Let’s remember that there is a difference between “citizen” and “natural born citizen.” Citizenship is defined by Congress and confers all of the benefits that we ordinarily think of as citizenship. “Natural born citizen” is a term that appears only in the Constitution and applies only to eligibility for President. And nobody has the slightest idea what it means, because there’s never been occasion for a dispute over it.

You’re from New Guinea?

No, silly. Uzbekistan.

Honestly, this one is easy.

I live in Phoenix. If Mrs Cad squeezes out a baby while vacationing in Seattle, would I print the announcement in the Seattle PI or the Arizona Register? I may even print it in the LA Times since I have so many friends and family there.

Like I said, they do not have any such records for me.
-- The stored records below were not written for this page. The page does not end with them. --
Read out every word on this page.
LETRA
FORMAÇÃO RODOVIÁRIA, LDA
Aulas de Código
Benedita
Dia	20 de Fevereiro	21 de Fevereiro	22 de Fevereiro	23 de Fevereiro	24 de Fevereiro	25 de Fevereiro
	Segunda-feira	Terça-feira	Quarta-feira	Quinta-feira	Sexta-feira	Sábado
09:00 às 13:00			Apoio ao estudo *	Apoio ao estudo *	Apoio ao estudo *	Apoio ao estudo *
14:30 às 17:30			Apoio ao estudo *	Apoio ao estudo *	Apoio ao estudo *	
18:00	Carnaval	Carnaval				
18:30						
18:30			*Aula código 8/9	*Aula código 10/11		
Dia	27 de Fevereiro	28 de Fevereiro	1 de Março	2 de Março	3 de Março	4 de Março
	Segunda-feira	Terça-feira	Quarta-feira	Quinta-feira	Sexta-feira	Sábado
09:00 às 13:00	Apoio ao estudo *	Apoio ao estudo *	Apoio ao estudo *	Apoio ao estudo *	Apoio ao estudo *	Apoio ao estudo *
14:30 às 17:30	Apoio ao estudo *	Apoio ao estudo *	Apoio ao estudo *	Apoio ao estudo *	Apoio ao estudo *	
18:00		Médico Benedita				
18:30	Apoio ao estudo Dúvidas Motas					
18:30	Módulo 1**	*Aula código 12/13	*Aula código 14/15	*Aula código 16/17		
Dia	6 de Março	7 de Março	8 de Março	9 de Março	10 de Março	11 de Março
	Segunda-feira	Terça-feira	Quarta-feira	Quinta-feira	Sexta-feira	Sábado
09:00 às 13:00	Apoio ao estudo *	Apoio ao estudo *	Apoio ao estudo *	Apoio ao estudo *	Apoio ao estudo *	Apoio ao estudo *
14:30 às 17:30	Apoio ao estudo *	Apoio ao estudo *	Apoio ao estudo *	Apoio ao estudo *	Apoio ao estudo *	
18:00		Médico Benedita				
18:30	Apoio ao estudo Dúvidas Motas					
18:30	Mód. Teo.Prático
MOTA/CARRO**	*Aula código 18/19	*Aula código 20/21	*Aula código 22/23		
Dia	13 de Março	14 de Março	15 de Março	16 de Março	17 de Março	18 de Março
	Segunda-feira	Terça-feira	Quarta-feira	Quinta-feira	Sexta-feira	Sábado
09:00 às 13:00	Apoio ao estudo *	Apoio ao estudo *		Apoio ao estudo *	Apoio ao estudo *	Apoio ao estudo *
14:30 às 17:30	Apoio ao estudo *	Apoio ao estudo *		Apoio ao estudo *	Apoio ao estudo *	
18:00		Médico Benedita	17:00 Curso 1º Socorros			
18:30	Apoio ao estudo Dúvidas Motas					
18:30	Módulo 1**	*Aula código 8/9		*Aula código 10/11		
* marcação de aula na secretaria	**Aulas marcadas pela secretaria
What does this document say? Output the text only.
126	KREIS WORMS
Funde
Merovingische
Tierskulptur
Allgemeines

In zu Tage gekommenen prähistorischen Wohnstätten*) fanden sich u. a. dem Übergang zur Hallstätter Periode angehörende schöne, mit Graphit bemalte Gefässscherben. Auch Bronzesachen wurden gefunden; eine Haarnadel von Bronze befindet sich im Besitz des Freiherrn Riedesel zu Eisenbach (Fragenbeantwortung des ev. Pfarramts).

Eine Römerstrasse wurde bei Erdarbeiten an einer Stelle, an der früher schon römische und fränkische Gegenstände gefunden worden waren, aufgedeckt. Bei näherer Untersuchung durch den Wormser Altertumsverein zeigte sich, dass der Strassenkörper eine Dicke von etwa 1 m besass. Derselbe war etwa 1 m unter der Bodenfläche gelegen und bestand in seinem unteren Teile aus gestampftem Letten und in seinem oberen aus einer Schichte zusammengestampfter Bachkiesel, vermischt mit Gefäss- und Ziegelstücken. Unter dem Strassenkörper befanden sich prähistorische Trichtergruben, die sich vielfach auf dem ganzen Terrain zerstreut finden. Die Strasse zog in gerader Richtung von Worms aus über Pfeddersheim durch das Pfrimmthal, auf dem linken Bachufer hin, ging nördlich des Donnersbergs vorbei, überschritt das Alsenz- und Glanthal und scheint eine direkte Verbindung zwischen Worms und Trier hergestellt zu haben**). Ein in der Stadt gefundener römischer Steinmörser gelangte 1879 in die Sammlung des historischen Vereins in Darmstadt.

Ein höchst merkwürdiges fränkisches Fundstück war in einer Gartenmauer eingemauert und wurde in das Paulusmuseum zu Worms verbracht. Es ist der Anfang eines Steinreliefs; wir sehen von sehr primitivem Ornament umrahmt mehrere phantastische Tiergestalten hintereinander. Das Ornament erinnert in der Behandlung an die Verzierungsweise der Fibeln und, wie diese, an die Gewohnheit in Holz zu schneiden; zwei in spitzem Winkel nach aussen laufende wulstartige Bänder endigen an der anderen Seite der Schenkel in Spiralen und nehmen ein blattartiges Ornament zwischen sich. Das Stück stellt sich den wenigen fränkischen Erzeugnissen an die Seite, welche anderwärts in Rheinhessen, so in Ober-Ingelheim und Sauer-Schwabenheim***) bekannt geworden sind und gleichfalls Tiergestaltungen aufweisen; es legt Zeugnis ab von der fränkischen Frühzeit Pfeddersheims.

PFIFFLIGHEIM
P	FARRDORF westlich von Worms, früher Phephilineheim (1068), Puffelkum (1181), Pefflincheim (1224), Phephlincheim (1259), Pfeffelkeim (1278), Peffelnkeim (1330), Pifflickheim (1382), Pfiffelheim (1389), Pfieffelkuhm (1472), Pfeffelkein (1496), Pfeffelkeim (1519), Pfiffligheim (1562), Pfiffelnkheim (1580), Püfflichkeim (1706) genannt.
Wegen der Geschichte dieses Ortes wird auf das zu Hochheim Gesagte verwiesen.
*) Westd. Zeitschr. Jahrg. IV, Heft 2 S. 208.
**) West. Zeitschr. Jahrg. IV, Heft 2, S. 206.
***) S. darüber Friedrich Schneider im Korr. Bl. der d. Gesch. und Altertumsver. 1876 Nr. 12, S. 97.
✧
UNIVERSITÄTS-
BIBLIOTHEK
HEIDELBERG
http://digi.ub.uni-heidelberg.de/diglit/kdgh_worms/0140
That particular “Hospital company” has gone out of business.

What records are hospitals required to keep, and for how long?

I know that where I am, in Alberta, doctors and hospitals are only required to keep patient records for ten years (or if for a child, until they are age 18 or for ten years, whichever is longer). After ten years the records do not need to be archived or microfilmed, they can be shredded. Some places might keep the records longer than that, but they are not required to do so.

Once I needed to get a copy of some important records from the hospital where I was born, but luckily I needed them when I was 17. Now that I am 30, they might not have them anymore.

In Illinois, as a practical matter, about 24 years from birth. 21 years to adulthood and a few more to get sued for.

However many–perhaps most–hospitals never throw any records away.

The legal requirement is one thing; what they actually do is another. It’s also a very easy matter to find out if a given hospital has their records for a given year.